The following extract from records of the Belgian Academy of Medicine illustrates this subject: ‘Researches on the inoculability of cancer ought to be encouraged. The numerous experiments made on animals are still contradictory in results. Drs. Francotte and De Rector have in the years 1891-92 inoculated mice under the skin of the shoulder. The inoculations were carried on from June, 1891, to May, 1892, when the following appearances were presented: The whole region of the shoulder was inflamed; there was necrosis of the corresponding upper extremity, which dropped off from dry gangrene; the stump left was indurated, hard, and painful, whilst the lymphatic glands in connection with the part were enlarged. The examination of the tumour disclosed nothing very particular. The bones were the seat of osteoporosis, and the arteries showed arteritis. The investigators believe the tumours were cancerous, but this statement must be received with caution.’

Such long-continued torture, even of a mouse, is morally degrading, and, as if in retribution, is doomed to be useless.

A Chinese medical author, Tuan Mei, writing in the last century, 1716 to 1797, lays down a true medical axiom when he marks the difference between death and torture as follows: ‘Living creatures are for our use, and we may put them to death. But we may not make death a boon, and then withhold it from them.’

CHAPTER VIII
What is Scientific Research?

The apparent opposition between popular and medical judgment in relation to certain methods of biological research which claim to be scientific, necessitates a clearer knowledge of what science is, and a recognition of the methods of research which can alone be called scientific.

It is certain that knowledge of truth must reconcile varying but honest opinions, and furnish plans of investigation that neither shock the humane development of our nature nor hinder our intellectual progress towards truth.

The terms ‘science’ and ‘scientific’ are constantly used and abused. They are often applied to the accumulating of facts or of phenomena; but such accumulation is not necessarily science, and may even hinder science. For although the collecting of facts may bring together valuable materials essential for future use, it may also bring together rotten or sham materials, which will interfere with sound work.

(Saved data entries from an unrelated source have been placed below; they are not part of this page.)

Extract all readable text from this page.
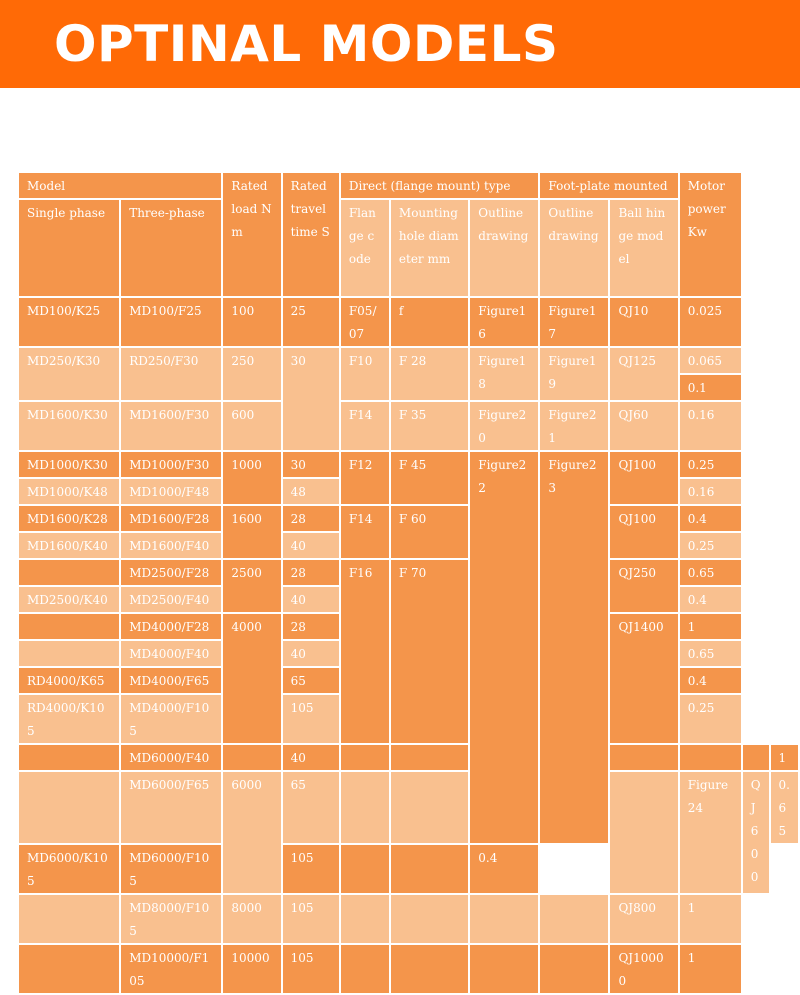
OPTINAL MODELS
Model		Rated load Nm	Rated travel time S	Direct (flange mount) type			Foot-plate mounted		Motor power Kw		
Single phase	Three-phase			Flange code	Mounting hole diameter mm	Outline drawing	Outline drawing	Ball hinge model			
MD100/K25	MD100/F25	100	25	F05/07	f	Figure16	Figure17	QJ10	0.025		
MD250/K30	RD250/F30	250	30	F10	F 28	Figure18	Figure19	QJ125	0.065		
									0.1		
MD1600/K30	MD1600/F30	600		F14	F 35	Figure20	Figure21	QJ60	0.16		
MD1000/K30	MD1000/F30	1000	30	F12	F 45	Figure22	Figure23	QJ100	0.25		
MD1000/K48	MD1000/F48		48						0.16		
MD1600/K28	MD1600/F28	1600	28	F14	F 60			QJ100	0.4		
MD1600/K40	MD1600/F40		40						0.25		
	MD2500/F28	2500	28	F16	F 70			QJ250	0.65		
MD2500/K40	MD2500/F40		40						0.4		
	MD4000/F28	4000	28					QJ1400	1		
	MD4000/F40		40						0.65		
RD4000/K65	MD4000/F65		65						0.4		
RD4000/K105	MD4000/F105		105						0.25		
	MD6000/F40		40								1
	MD6000/F65	6000	65						Figure24	QJ600	0.65
MD6000/K105	MD6000/F105		105			0.4					
	MD8000/F105	8000	105					QJ800	1		
	MD10000/F105	10000	105					QJ10000	1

A faulty method of endeavouring to obtain facts may seriously destroy the value of the phenomena thus observed.

The gratification simply of intellectual activity or curiosity must not be confounded with genuine research. Curiosity is the outcome of ignorance. Now, our ignorance of much in Nature is no reproach to anyone, but the way in which curiosity is gratified marks the difference between the simple child and the rational adult. In the childish development curiosity, though useful, is superficial and short-sighted; it is necessarily a shallow impulse, which cannot realize the wide relations of existence, and its satisfaction has no necessary connection with the acquisition of valuable knowledge. But the adult rises into a higher plane of thought. Curiosity is no longer unduly exercised, but has grown into a love of truth. It has become that reverential use of reason which is the basis of truth, and which forms the true guide to the attainment of scientific knowledge; for rational method does not isolate a fact from all its connections, but sees it in its relations and in due proportion. Thus only can valuable knowledge be acquired.

Neither is analysis science. It is only when the observations of analysis are corrected and proved by synthesis that the truth of science can be obtained.

A clear recognition of the different use of analysis and of synthesis is essential in any claim of research to be called scientific. ‘Although by analysis we separate and by synthesis we combine, yet in the synthesis there is more than in all the parts taken analytically. The mere synthesis introduces something entirely new.’